How do I notate the set or group created by iterated composition of functions? Is there a convention?
In particular I have a function $f(x)$ and I want to notate the following set:
$F=\{f^n(x):n\in\mathbb{N}\}$
where $f^2(x)=f(f(x))$ etc.
Is there a convention? I want to write:
$F=f^{\mathbb{N}}(x)$ ?
which I'm sure is clear and everybody would understand, but when I invent notation, people get cross (although they always seem to understand). So I thought I better ask first.
On
If you consider $F := \{f^n|n \in \mathbb{N}\}$, you will not have a group, as not all functions are bijections, and therefore they are not invertible.
Note that you should specify what domain and codomain $f$ must have so we can know whether it makes sense to consider function composition. As it stands there, I assume domain and codomain are the same, otherwise it would be impossible to iterate function composition.
Considering your notation: I would just leave it as I did in the first sentence of this answer. This will usually be well understood, certainly if you add context where you explain that you use function composition..
A small remark:
If we consider the set $\{f: X\rightarrow X | f$ bijective$\}$, we do have a group, and this group is usually denoted as $Sym(X)$. Or if $X = \{1,2, \dots, n\}$, we also write $S_n$.
Another small remark:
$f(x)$ is not a function, it is a function $f$ that is applied to an element $x$ in the domain.

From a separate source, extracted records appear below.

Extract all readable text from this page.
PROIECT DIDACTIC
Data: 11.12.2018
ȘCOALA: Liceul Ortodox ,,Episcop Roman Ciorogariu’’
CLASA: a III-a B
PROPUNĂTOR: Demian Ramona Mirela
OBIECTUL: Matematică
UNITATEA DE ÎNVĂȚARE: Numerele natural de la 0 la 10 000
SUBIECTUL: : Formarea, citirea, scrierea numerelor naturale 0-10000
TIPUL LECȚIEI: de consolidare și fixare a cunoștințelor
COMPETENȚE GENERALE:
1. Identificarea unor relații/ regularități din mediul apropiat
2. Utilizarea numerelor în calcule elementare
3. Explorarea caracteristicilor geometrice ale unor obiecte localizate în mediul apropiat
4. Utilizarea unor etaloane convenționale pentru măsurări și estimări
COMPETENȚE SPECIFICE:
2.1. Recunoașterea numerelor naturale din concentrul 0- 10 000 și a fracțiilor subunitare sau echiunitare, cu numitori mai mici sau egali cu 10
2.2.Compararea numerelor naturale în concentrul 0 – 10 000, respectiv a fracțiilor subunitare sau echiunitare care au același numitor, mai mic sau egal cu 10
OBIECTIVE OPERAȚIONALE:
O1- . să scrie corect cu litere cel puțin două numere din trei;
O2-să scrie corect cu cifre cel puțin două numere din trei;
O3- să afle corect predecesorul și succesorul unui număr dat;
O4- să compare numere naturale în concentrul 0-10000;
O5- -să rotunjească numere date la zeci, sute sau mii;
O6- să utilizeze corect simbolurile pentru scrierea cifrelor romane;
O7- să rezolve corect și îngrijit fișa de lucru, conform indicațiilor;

There may not be a conventional notation, as others have commented, but there is a conventional terminology. Also, there is a conventional way to bring groups into the picture, although not in the way that you have notated.
The function $n \mapsto f^n$ is called an action of $\mathbb{N}$, and the set $\{f^n(x) \,|\, n \in \mathbb{N}\}$ is called the orbit of the point $x$ under this action.

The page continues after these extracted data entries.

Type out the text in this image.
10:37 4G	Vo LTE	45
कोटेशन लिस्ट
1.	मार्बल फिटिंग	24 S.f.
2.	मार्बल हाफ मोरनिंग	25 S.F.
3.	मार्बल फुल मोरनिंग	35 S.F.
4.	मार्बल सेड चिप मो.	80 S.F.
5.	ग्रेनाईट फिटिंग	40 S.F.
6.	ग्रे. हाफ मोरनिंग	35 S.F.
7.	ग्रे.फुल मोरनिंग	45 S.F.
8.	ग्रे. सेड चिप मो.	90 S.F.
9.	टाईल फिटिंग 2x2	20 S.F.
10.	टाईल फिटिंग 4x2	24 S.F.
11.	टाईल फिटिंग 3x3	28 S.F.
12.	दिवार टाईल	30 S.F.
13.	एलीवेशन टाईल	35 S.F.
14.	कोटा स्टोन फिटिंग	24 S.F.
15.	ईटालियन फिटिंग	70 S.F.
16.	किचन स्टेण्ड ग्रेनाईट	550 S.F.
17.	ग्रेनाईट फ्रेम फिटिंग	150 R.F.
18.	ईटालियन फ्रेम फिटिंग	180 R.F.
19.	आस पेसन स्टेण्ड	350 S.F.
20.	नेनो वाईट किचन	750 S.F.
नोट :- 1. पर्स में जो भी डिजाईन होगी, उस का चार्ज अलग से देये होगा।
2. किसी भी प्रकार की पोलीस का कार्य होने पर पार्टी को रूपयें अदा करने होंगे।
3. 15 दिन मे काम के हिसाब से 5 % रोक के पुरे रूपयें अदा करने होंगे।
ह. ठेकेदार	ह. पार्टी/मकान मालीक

I see you did not indicate the domain of the function $f$; if I bring the domain into the picture with notation $f:X \to X$, then the function $n \mapsto f^n$ is called an action of $\mathbb{N}$ on $X$.

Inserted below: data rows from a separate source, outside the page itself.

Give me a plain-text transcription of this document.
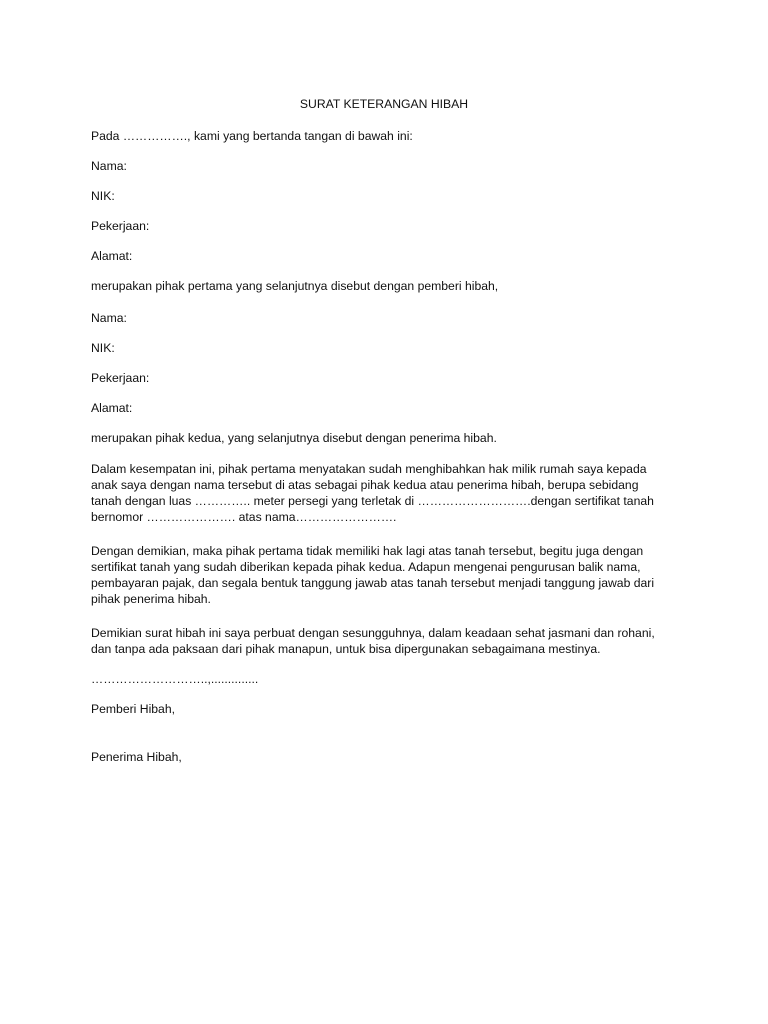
SURAT KETERANGAN HIBAH
Pada ……………., kami yang bertanda tangan di bawah ini:
Nama:
NIK:
Pekerjaan:
Alamat:
merupakan pihak pertama yang selanjutnya disebut dengan pemberi hibah,
Nama:
NIK:
Pekerjaan:
Alamat:
merupakan pihak kedua, yang selanjutnya disebut dengan penerima hibah.
Dalam kesempatan ini, pihak pertama menyatakan sudah menghibahkan hak milik rumah saya kepada
anak saya dengan nama tersebut di atas sebagai pihak kedua atau penerima hibah, berupa sebidang
tanah dengan luas ………….. meter persegi yang terletak di ……………………….dengan sertifikat tanah
bernomor …………………. atas nama…………………….
Dengan demikian, maka pihak pertama tidak memiliki hak lagi atas tanah tersebut, begitu juga dengan
sertifikat tanah yang sudah diberikan kepada pihak kedua. Adapun mengenai pengurusan balik nama,
pembayaran pajak, dan segala bentuk tanggung jawab atas tanah tersebut menjadi tanggung jawab dari
pihak penerima hibah.
Demikian surat hibah ini saya perbuat dengan sesungguhnya, dalam keadaan sehat jasmani dan rohani,
dan tanpa ada paksaan dari pihak manapun, untuk bisa dipergunakan sebagaimana mestinya.
………………………..,..............
Pemberi Hibah,
Penerima Hibah,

So far, I haven't mentioned groups. I agree with the comments and answers that it is inappropriate to refer to $\{f^n(x) \,|\, n \in \mathbb{N}\}$ as a group.
However, there is a way to bring group theory into the discussion.
First, let's assume that $f$ is a bijection. In that case $f$ is an element of the set of permutations of the set $X$, which I'll denote $Sym(X)$. The set $Sym(X)$ is a group under the operation of function composition: for all $f,g \in Sym(X)$ we have $f \circ g \in Sym(X)$; the associative law holds $(f \circ g) \circ h = f \circ (g \circ h)$; and because each element $f \in Sym(X)$ is a bijection, it has an inverse $f^{-1}$ satisfying the inverse law $f^{-1} \circ f = f \circ f^{-1} = \text{Id}_X$.
So we have $f \in Sym(X)$.
Second, let's define the function $\mathcal{A} : \mathbb{Z} \to Sym(X)$ by the formula $$\mathcal{A}(n) = f^n $$ Then we can easily derive the formula $f^n \circ f^m = f^{n+m}$. In other words, $\mathcal{A}$ is a homomorphism from the group $\mathbb{Z}$ to the group $Sym(X)$. The image of this homomorphism is the subset $$\{f^n \,|\, n \in \mathbb{Z}\} \subset Sym(X) $$ And now we can bring in a standard result from group theory, which says that the image of every homomorphism from one group to a second group is a subgroup of the second group.
In conclusion, as long as $f$ is assumed to be a bijection, it follows that the set $\{f^n \,|\, n \in \mathbb{Z}\}$ does indeed form a group under the operation of composition.
Note well, however, that this does not mean that the set $\{f^n(x) \,|\, n \in \mathbb{Z}\}$ is a group, nor $\{f^n(x) \,|\, n \in \mathbb{N}\}$ as originally asked. Those sets are more properly called orbits of the action (of $\mathbb{Z}$ or of $\mathbb{N}$, respectively).